"Bu hekat ölümü, ölümleri kutlayan değil yaşamayı ve yaşatmayı seçenlerin hekatıdır. Bu hekat bir dirilişin sessiz çağıltısıdır."
Bölüm İki
-2-
ŞENDİLYA KENTİ. ÖĞLEDEN SONRA SAAT 14
Hafif rüzgâr esintisinden sakınmak için korunaklı bir yer bakındı emekli komiser Serdar Akkuş, Bahar Kır Kahvesi'nde. Rüzgâr hafif de olsa yaşlı bedeninde ciddi olumsuzluklara neden oluyordu. Sırt ağrıları dayanılmazdı. “Eh.. Yaşlandık, bunu çoktan kabul ettik!” diye mırıldandı kendi kendine, kır kafesinde dalda bir yer bulup oturduğunda. Elindeki çantayı bacakları arasına sıkıştırdı. Cep telefonunu çıkarıp “Eski Limanın orada Bahar Kırk Kahvesi'nde girişte sağ tarafta dip masa!” tümcesini yazıp mesajı gönderdi. Geri yaslandı. Hafif dalgalı denize dalıp gitti.
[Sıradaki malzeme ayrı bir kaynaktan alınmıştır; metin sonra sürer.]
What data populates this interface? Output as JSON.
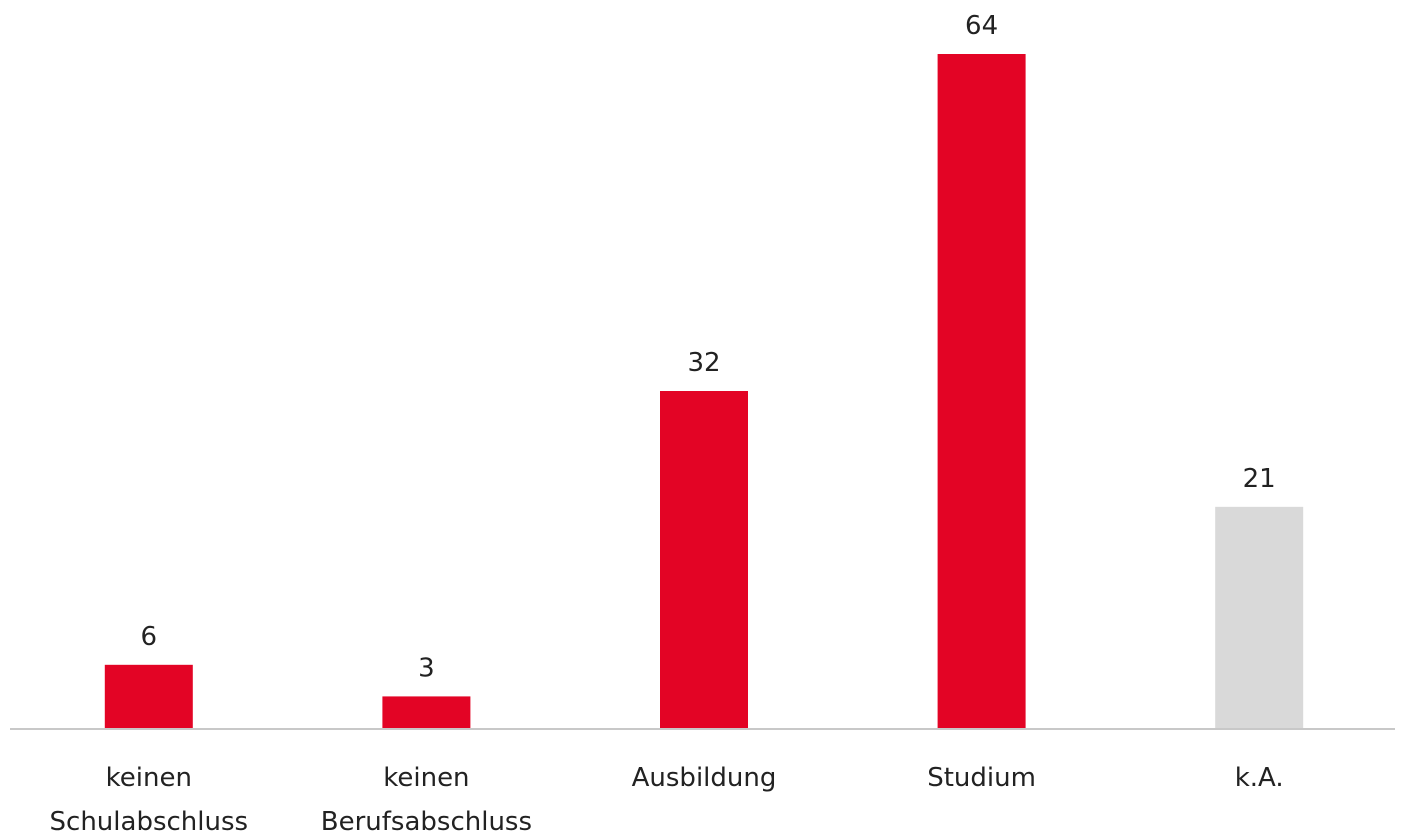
{
  "chart_data": {
    "type": "bar",
    "title": "",
    "xlabel": "",
    "ylabel": "",
    "ylim": [
      0,
      64
    ],
    "grid": false,
    "legend": "none",
    "categories": [
      [
        "keinen",
        "Schulabschluss"
      ],
      [
        "keinen",
        "Berufsabschluss"
      ],
      [
        "Ausbildung"
      ],
      [
        "Studium"
      ],
      [
        "k.A."
      ]
    ],
    "values": [
      6,
      3,
      32,
      64,
      21
    ],
    "value_labels": [
      "6",
      "3",
      "32",
      "64",
      "21"
    ],
    "colors": [
      "#e30425",
      "#e30425",
      "#e30425",
      "#e30425",
      "#d9d9d9"
    ],
    "axis_color": "#c8c8c8"
  }
}
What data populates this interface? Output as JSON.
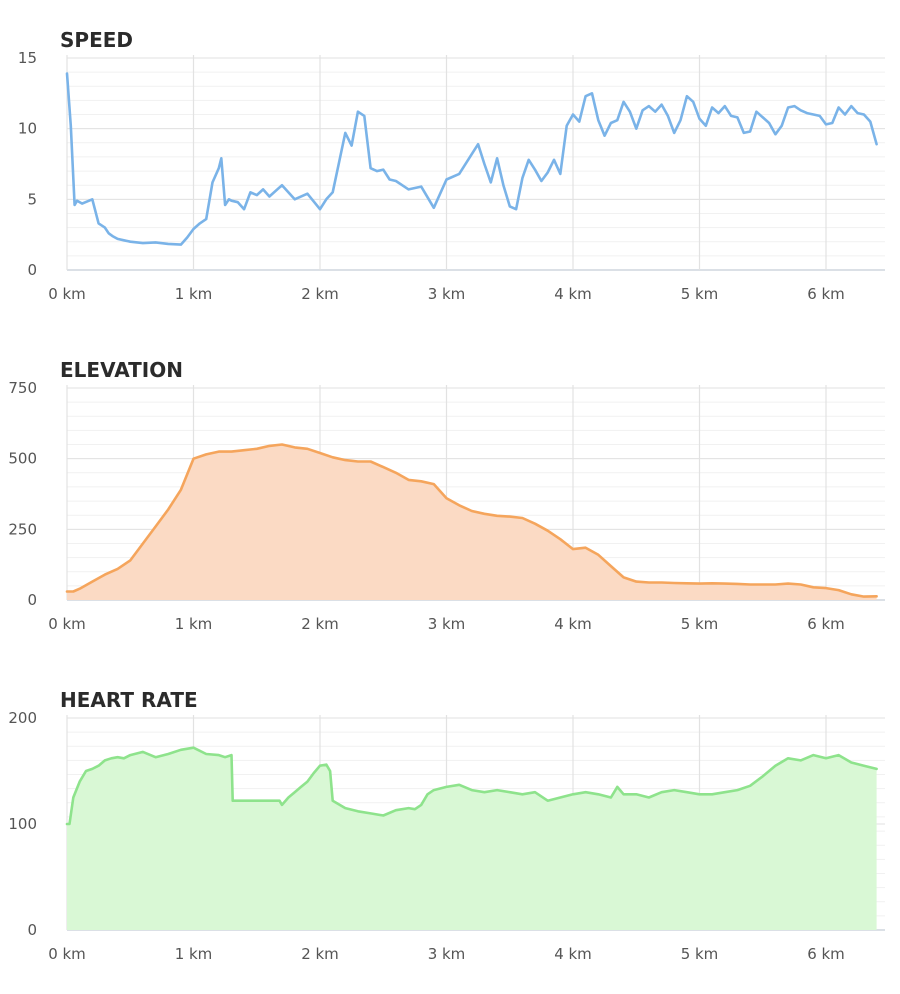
{
  "chart_data": [
    {
      "type": "line",
      "title": "SPEED",
      "xlabel": "",
      "ylabel": "",
      "xlim": [
        0,
        6.5
      ],
      "ylim": [
        0,
        15
      ],
      "x_ticks": [
        0,
        1,
        2,
        3,
        4,
        5,
        6
      ],
      "x_tick_labels": [
        "0 km",
        "1 km",
        "2 km",
        "3 km",
        "4 km",
        "5 km",
        "6 km"
      ],
      "y_ticks": [
        0,
        5,
        10,
        15
      ],
      "y_tick_labels": [
        "0",
        "5",
        "10",
        "15"
      ],
      "grid": true,
      "color": "#7ab3e8",
      "fill": false,
      "series": [
        {
          "x": [
            0.0,
            0.03,
            0.06,
            0.08,
            0.12,
            0.2,
            0.25,
            0.3,
            0.33,
            0.36,
            0.4,
            0.45,
            0.5,
            0.6,
            0.7,
            0.8,
            0.9,
            0.95,
            1.0,
            1.05,
            1.1,
            1.15,
            1.2,
            1.22,
            1.25,
            1.28,
            1.3,
            1.35,
            1.4,
            1.45,
            1.5,
            1.55,
            1.6,
            1.7,
            1.8,
            1.9,
            2.0,
            2.05,
            2.1,
            2.15,
            2.2,
            2.25,
            2.3,
            2.35,
            2.4,
            2.45,
            2.5,
            2.55,
            2.6,
            2.65,
            2.7,
            2.8,
            2.9,
            3.0,
            3.1,
            3.2,
            3.25,
            3.3,
            3.35,
            3.4,
            3.45,
            3.5,
            3.55,
            3.6,
            3.65,
            3.7,
            3.75,
            3.8,
            3.85,
            3.9,
            3.95,
            4.0,
            4.05,
            4.1,
            4.15,
            4.2,
            4.25,
            4.3,
            4.35,
            4.4,
            4.45,
            4.5,
            4.55,
            4.6,
            4.65,
            4.7,
            4.75,
            4.8,
            4.85,
            4.9,
            4.95,
            5.0,
            5.05,
            5.1,
            5.15,
            5.2,
            5.25,
            5.3,
            5.35,
            5.4,
            5.45,
            5.5,
            5.55,
            5.6,
            5.65,
            5.7,
            5.75,
            5.8,
            5.85,
            5.9,
            5.95,
            6.0,
            6.05,
            6.1,
            6.15,
            6.2,
            6.25,
            6.3,
            6.35,
            6.4
          ],
          "values": [
            13.9,
            10.2,
            4.6,
            4.9,
            4.7,
            5.0,
            3.3,
            3.0,
            2.6,
            2.4,
            2.2,
            2.1,
            2.0,
            1.9,
            1.95,
            1.85,
            1.8,
            2.3,
            2.9,
            3.3,
            3.6,
            6.2,
            7.2,
            7.9,
            4.6,
            5.0,
            4.9,
            4.8,
            4.3,
            5.5,
            5.3,
            5.7,
            5.2,
            6.0,
            5.0,
            5.4,
            4.3,
            5.0,
            5.5,
            7.6,
            9.7,
            8.8,
            11.2,
            10.9,
            7.2,
            7.0,
            7.1,
            6.4,
            6.3,
            6.0,
            5.7,
            5.9,
            4.4,
            6.4,
            6.8,
            8.2,
            8.9,
            7.5,
            6.2,
            7.9,
            6.0,
            4.5,
            4.3,
            6.5,
            7.8,
            7.1,
            6.3,
            6.9,
            7.8,
            6.8,
            10.2,
            11.0,
            10.5,
            12.3,
            12.5,
            10.6,
            9.5,
            10.4,
            10.6,
            11.9,
            11.2,
            10.0,
            11.3,
            11.6,
            11.2,
            11.7,
            10.9,
            9.7,
            10.6,
            12.3,
            11.9,
            10.7,
            10.2,
            11.5,
            11.1,
            11.6,
            10.9,
            10.8,
            9.7,
            9.8,
            11.2,
            10.8,
            10.4,
            9.6,
            10.2,
            11.5,
            11.6,
            11.3,
            11.1,
            11.0,
            10.9,
            10.3,
            10.4,
            11.5,
            11.0,
            11.6,
            11.1,
            11.0,
            10.5,
            8.9
          ]
        }
      ]
    },
    {
      "type": "area",
      "title": "ELEVATION",
      "xlabel": "",
      "ylabel": "",
      "xlim": [
        0,
        6.5
      ],
      "ylim": [
        0,
        750
      ],
      "x_ticks": [
        0,
        1,
        2,
        3,
        4,
        5,
        6
      ],
      "x_tick_labels": [
        "0 km",
        "1 km",
        "2 km",
        "3 km",
        "4 km",
        "5 km",
        "6 km"
      ],
      "y_ticks": [
        0,
        250,
        500,
        750
      ],
      "y_tick_labels": [
        "0",
        "250",
        "500",
        "750"
      ],
      "grid": true,
      "color": "#f5a55c",
      "fill_color": "#fbdac4",
      "fill": true,
      "series": [
        {
          "x": [
            0.0,
            0.05,
            0.1,
            0.2,
            0.3,
            0.4,
            0.5,
            0.6,
            0.7,
            0.8,
            0.9,
            1.0,
            1.1,
            1.2,
            1.3,
            1.4,
            1.5,
            1.6,
            1.7,
            1.8,
            1.9,
            2.0,
            2.1,
            2.2,
            2.3,
            2.4,
            2.5,
            2.6,
            2.7,
            2.8,
            2.9,
            3.0,
            3.1,
            3.2,
            3.3,
            3.4,
            3.5,
            3.6,
            3.7,
            3.8,
            3.9,
            4.0,
            4.1,
            4.2,
            4.3,
            4.4,
            4.5,
            4.6,
            4.7,
            4.8,
            4.9,
            5.0,
            5.1,
            5.2,
            5.3,
            5.4,
            5.5,
            5.6,
            5.7,
            5.8,
            5.9,
            6.0,
            6.1,
            6.2,
            6.3,
            6.4
          ],
          "values": [
            30,
            30,
            40,
            65,
            90,
            110,
            140,
            200,
            260,
            320,
            390,
            500,
            515,
            525,
            525,
            530,
            535,
            545,
            550,
            540,
            535,
            520,
            505,
            495,
            490,
            490,
            470,
            450,
            425,
            420,
            410,
            360,
            335,
            315,
            305,
            298,
            295,
            290,
            270,
            245,
            215,
            180,
            185,
            160,
            120,
            80,
            65,
            62,
            62,
            60,
            59,
            58,
            59,
            58,
            57,
            55,
            55,
            55,
            58,
            55,
            45,
            42,
            35,
            20,
            12,
            13
          ]
        }
      ]
    },
    {
      "type": "area",
      "title": "HEART RATE",
      "xlabel": "",
      "ylabel": "",
      "xlim": [
        0,
        6.5
      ],
      "ylim": [
        0,
        200
      ],
      "x_ticks": [
        0,
        1,
        2,
        3,
        4,
        5,
        6
      ],
      "x_tick_labels": [
        "0 km",
        "1 km",
        "2 km",
        "3 km",
        "4 km",
        "5 km",
        "6 km"
      ],
      "y_ticks": [
        0,
        100,
        200
      ],
      "y_tick_labels": [
        "0",
        "100",
        "200"
      ],
      "grid": true,
      "color": "#8ee38c",
      "fill_color": "#d9f8d5",
      "fill": true,
      "series": [
        {
          "x": [
            0.0,
            0.02,
            0.05,
            0.1,
            0.15,
            0.2,
            0.25,
            0.3,
            0.35,
            0.4,
            0.45,
            0.5,
            0.6,
            0.7,
            0.8,
            0.9,
            1.0,
            1.1,
            1.2,
            1.25,
            1.3,
            1.31,
            1.4,
            1.5,
            1.6,
            1.68,
            1.7,
            1.75,
            1.8,
            1.85,
            1.9,
            1.95,
            2.0,
            2.05,
            2.08,
            2.1,
            2.2,
            2.3,
            2.4,
            2.5,
            2.6,
            2.7,
            2.75,
            2.8,
            2.85,
            2.9,
            3.0,
            3.1,
            3.2,
            3.3,
            3.4,
            3.5,
            3.6,
            3.7,
            3.8,
            3.9,
            4.0,
            4.1,
            4.2,
            4.3,
            4.35,
            4.4,
            4.5,
            4.6,
            4.7,
            4.8,
            4.9,
            5.0,
            5.1,
            5.2,
            5.3,
            5.4,
            5.5,
            5.6,
            5.7,
            5.8,
            5.9,
            6.0,
            6.1,
            6.2,
            6.3,
            6.4
          ],
          "values": [
            100,
            100,
            125,
            140,
            150,
            152,
            155,
            160,
            162,
            163,
            162,
            165,
            168,
            163,
            166,
            170,
            172,
            166,
            165,
            163,
            165,
            122,
            122,
            122,
            122,
            122,
            118,
            125,
            130,
            135,
            140,
            148,
            155,
            156,
            150,
            122,
            115,
            112,
            110,
            108,
            113,
            115,
            114,
            118,
            128,
            132,
            135,
            137,
            132,
            130,
            132,
            130,
            128,
            130,
            122,
            125,
            128,
            130,
            128,
            125,
            135,
            128,
            128,
            125,
            130,
            132,
            130,
            128,
            128,
            130,
            132,
            136,
            145,
            155,
            162,
            160,
            165,
            162,
            165,
            158,
            155,
            152
          ]
        }
      ]
    }
  ]
}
İnanılması güç bilgilere hiç beklemediği, hiç ummadığı bir şekilde ulaşmıştı. Umur Tılsım’ın istediği doğrultuda Fuat Sansar'ı izliyordu, ama böylesine ulaşacağına hiç ama hiç ummamıştı. Belki az da olsa Umur Tılsım’ın söylediklerinden kuşku duymasındandı bu durum.
Sansar’ı daha dikkatli bir gözle izlememesinde bu kuşku vardı elbet! Ne yersiz bir kuşkuymuş! Daha ilk sayfaları okur okumaz ne denli önemli olduklarını anlamış, hemen cep telefonuyla fotoğraflarını çekmişti.
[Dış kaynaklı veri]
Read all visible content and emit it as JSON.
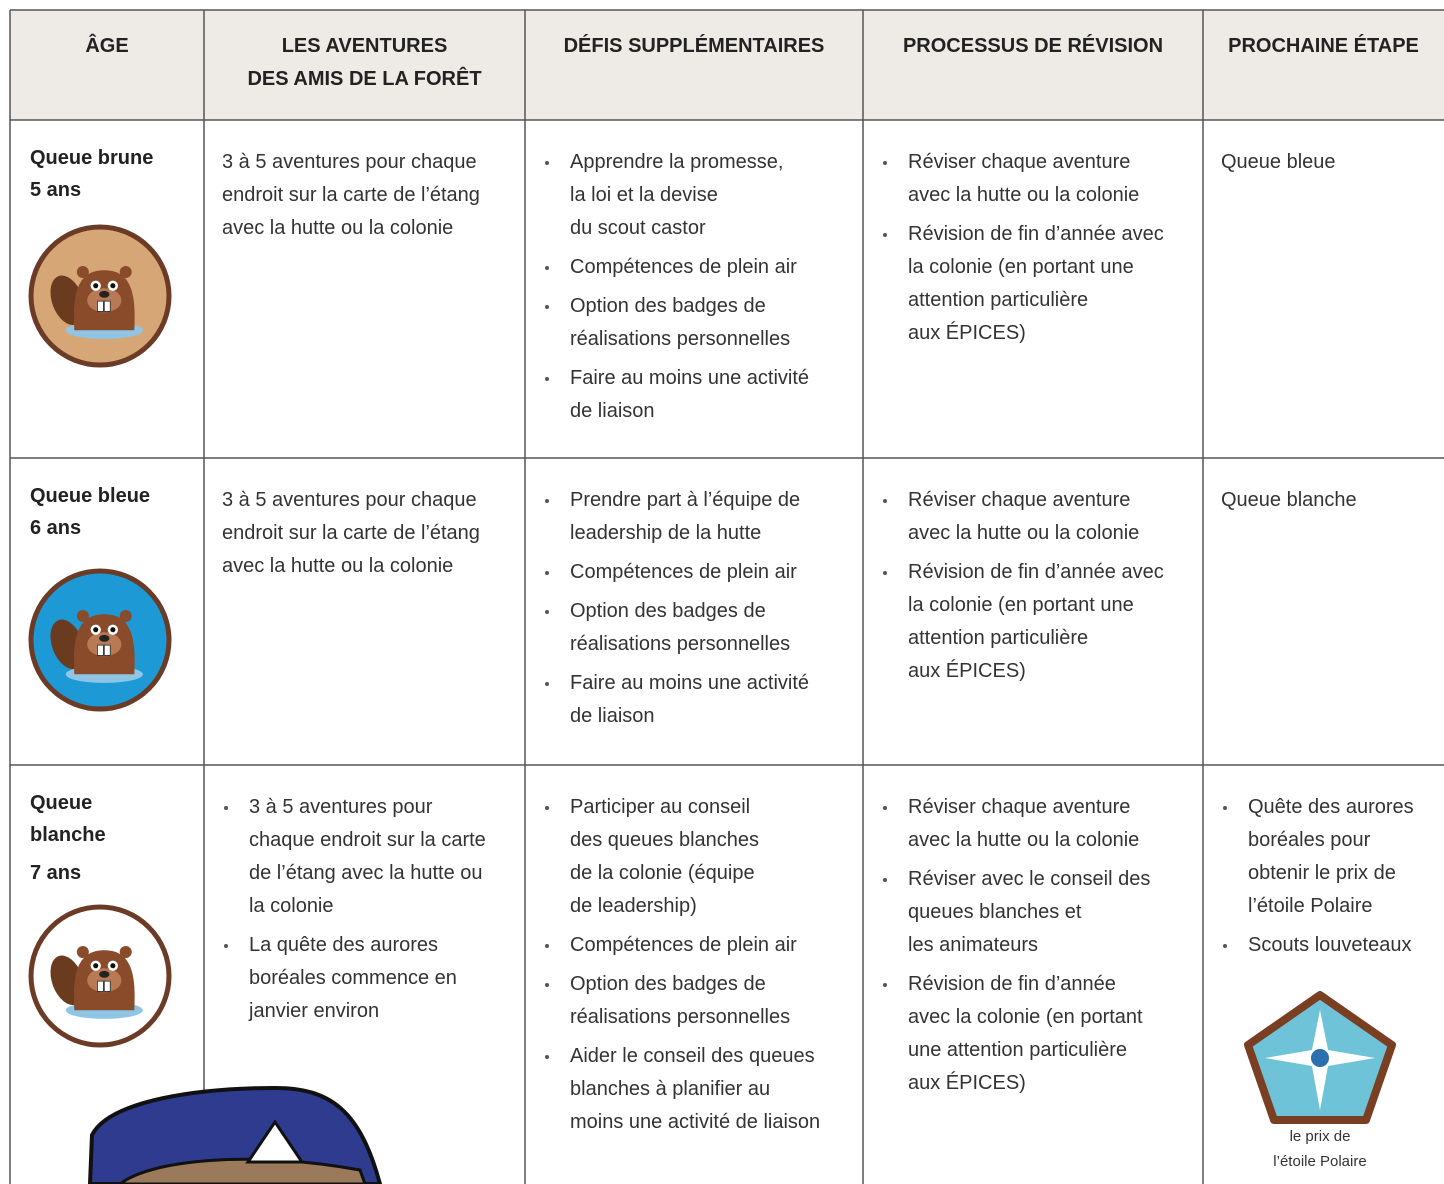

“Adama olan inancın belki de kör etmişti seni, daha önce ulaşacağın şeye yeni ulaşıyorsun, belki daha önce ulaşsaydın Umur hayatta olabilirdi. Koca budala seni!” diye geçirdi içinden.
İyi ama nasıl kuşkulanmasındı ki? Sansar’la aynı kurumda yıllarca birlikte çalışmışlar, birçok badireyi birlikte birbirlerine verdikleri destekle atlatmışlardı. Adamla kardeş gibiydiler. Onun kumar düşkünlüğü nasıl kendisini delirtmişti. Ve derken bir istihbaratçı karşısına çıkmış Nizariler falan filan.. ifritlerin uşağı. Bu olabilir miydi?
Nizarilerin sayesinde yükselmiş değildi, Fuat’ın şansı yaver gitmiş kendisi komiser olarak emekli olurken o il emniyet müdürlüğüne kadar uzanmıştı, böyle değerlendirmişti Serdar arkadaşının yükselişini. Ve Umur’la olan tanışıklıktan bu tarafa dişe dokunur bir tek şeye tanık olmamıştı. Ve işte şimdi.. Belgeleri görünce gözlerine inanamamıştı Serdar.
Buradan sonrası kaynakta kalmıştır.